Infrared Implimentation

Infrared data transfer is implemented according to the infrared data association ( IrDA) standars and protocols. These stands are designed to allow low-cost components and low power requirements, and to enable connections by simply pointing infrared devices at each other. Infrared transceivers are now installed in nearly all new portable computers. For a computer that does not have a bult-in infrared tranceiver, you can install an external infrared transceiver.

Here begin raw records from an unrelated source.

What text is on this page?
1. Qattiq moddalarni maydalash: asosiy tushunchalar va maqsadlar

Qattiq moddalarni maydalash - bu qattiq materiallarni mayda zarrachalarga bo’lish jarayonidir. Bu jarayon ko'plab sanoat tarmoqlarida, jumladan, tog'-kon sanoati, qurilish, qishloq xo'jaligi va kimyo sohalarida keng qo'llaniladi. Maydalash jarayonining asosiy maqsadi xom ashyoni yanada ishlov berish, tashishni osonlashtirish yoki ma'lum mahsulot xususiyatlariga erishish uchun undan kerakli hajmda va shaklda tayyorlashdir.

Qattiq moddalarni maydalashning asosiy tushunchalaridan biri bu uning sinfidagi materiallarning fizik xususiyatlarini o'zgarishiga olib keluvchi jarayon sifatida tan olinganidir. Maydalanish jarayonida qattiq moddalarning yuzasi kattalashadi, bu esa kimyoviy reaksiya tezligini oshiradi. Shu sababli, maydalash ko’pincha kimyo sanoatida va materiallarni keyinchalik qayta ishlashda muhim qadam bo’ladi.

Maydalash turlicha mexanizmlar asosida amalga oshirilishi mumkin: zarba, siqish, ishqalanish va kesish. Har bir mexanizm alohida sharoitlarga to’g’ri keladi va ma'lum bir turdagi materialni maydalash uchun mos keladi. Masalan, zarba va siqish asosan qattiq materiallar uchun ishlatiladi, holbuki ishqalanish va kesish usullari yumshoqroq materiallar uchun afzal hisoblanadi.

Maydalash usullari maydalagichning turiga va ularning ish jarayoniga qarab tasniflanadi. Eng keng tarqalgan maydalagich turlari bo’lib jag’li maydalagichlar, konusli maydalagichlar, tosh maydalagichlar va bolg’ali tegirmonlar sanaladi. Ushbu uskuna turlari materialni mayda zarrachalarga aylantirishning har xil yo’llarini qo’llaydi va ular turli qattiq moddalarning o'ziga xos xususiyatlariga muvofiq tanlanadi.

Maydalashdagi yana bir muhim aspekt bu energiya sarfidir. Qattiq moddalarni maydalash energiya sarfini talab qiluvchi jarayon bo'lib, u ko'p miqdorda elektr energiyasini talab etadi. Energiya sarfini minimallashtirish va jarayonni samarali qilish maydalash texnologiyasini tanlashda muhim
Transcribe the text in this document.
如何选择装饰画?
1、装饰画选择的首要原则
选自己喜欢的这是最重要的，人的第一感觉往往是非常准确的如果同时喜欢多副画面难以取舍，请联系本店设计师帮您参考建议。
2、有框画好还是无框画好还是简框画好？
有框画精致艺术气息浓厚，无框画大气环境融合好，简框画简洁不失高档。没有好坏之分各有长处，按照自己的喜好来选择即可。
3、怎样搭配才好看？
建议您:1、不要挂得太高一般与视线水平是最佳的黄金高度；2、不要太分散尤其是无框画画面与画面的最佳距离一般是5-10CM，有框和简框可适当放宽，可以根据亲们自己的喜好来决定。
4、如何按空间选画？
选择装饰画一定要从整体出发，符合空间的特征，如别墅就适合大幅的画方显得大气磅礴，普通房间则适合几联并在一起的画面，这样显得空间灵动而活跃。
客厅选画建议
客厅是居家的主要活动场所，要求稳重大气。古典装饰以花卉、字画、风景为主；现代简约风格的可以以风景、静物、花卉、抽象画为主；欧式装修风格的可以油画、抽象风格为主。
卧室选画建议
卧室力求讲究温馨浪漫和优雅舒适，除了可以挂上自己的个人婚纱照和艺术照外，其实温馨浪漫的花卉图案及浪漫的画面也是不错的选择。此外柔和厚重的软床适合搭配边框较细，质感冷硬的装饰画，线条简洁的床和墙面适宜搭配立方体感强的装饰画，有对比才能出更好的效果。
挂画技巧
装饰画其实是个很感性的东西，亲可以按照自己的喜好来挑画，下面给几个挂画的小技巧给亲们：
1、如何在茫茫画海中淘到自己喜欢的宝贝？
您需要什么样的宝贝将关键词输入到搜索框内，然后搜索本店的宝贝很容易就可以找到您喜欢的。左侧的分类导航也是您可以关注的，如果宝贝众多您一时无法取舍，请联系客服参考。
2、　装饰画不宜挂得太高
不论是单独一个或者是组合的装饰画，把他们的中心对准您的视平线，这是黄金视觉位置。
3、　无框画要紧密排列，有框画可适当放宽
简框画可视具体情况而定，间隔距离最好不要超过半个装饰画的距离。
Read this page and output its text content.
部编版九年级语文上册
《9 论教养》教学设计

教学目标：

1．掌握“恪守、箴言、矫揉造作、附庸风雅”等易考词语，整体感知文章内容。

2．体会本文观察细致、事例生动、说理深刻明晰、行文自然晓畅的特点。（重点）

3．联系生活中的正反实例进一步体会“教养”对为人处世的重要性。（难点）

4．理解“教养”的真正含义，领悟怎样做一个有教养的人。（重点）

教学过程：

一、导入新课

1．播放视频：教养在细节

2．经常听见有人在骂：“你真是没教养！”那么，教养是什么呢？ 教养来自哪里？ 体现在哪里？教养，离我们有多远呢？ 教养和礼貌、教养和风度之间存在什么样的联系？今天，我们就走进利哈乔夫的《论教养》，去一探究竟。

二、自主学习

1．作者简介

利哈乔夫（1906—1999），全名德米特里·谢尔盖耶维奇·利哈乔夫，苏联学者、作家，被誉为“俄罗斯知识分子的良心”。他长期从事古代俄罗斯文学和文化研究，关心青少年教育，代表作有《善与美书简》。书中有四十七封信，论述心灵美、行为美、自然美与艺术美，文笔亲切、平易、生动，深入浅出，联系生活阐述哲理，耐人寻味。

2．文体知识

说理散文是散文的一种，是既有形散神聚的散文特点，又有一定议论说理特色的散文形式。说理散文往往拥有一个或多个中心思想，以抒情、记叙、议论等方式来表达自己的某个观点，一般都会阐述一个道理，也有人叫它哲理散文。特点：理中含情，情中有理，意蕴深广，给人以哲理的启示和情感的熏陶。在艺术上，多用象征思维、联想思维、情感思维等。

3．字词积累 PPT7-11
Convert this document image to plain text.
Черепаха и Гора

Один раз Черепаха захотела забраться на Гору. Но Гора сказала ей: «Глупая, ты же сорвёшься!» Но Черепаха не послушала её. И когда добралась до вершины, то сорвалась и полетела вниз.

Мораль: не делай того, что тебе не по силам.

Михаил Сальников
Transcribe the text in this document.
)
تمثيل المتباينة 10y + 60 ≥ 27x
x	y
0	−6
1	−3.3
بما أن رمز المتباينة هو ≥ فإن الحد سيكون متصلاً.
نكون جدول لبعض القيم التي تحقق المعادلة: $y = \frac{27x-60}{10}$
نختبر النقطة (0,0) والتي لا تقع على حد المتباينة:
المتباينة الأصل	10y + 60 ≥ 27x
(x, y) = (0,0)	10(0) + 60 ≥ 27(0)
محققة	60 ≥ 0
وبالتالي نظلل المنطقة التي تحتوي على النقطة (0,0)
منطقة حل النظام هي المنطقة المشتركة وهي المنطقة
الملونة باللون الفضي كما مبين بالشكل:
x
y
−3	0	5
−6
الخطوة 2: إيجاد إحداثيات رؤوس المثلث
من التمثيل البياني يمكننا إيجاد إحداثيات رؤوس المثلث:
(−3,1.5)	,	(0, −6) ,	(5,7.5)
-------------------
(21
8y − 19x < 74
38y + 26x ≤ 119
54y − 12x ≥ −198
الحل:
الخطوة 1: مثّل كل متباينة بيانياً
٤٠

IrDA is a half- dulplex, short-range data transfer technology. The IrDA protocols specify the procedures that link initialization, device address discovery, connection startup and data rate negotiation, information exchange, disconnection, link shutdown, and device address conflict resolution.

1) Infrared device support

Infrared functionality is provided through the wireless link file transfer feature, infrared printing (IrPT), infrared image tranfer (IrTran-P) ,and infrared networking ( IrNET and IrComm) capabilities, Additionally, the IrDA Winsock API supports programms created by other software and equipment manufactures. These manufactures sell programs that use the Winsock API ( or proprietary interfaces) to provide infrared conncetions to printers, modems. digital pagers, personal digital assistants, electronic cameras,organizers, celleur phones and hand-held computers.

2) Infrared transmission speeds

Many laptops, notebook computers and hand-held devices now include infrared tranceiver ports that provide infrared asynchronous serial transmission with maximum data transfer speeds of either 115.2 kilobytes per second ( Kbps) or 4 megabits per second ( Mbps) and sometimes 16 Mbps.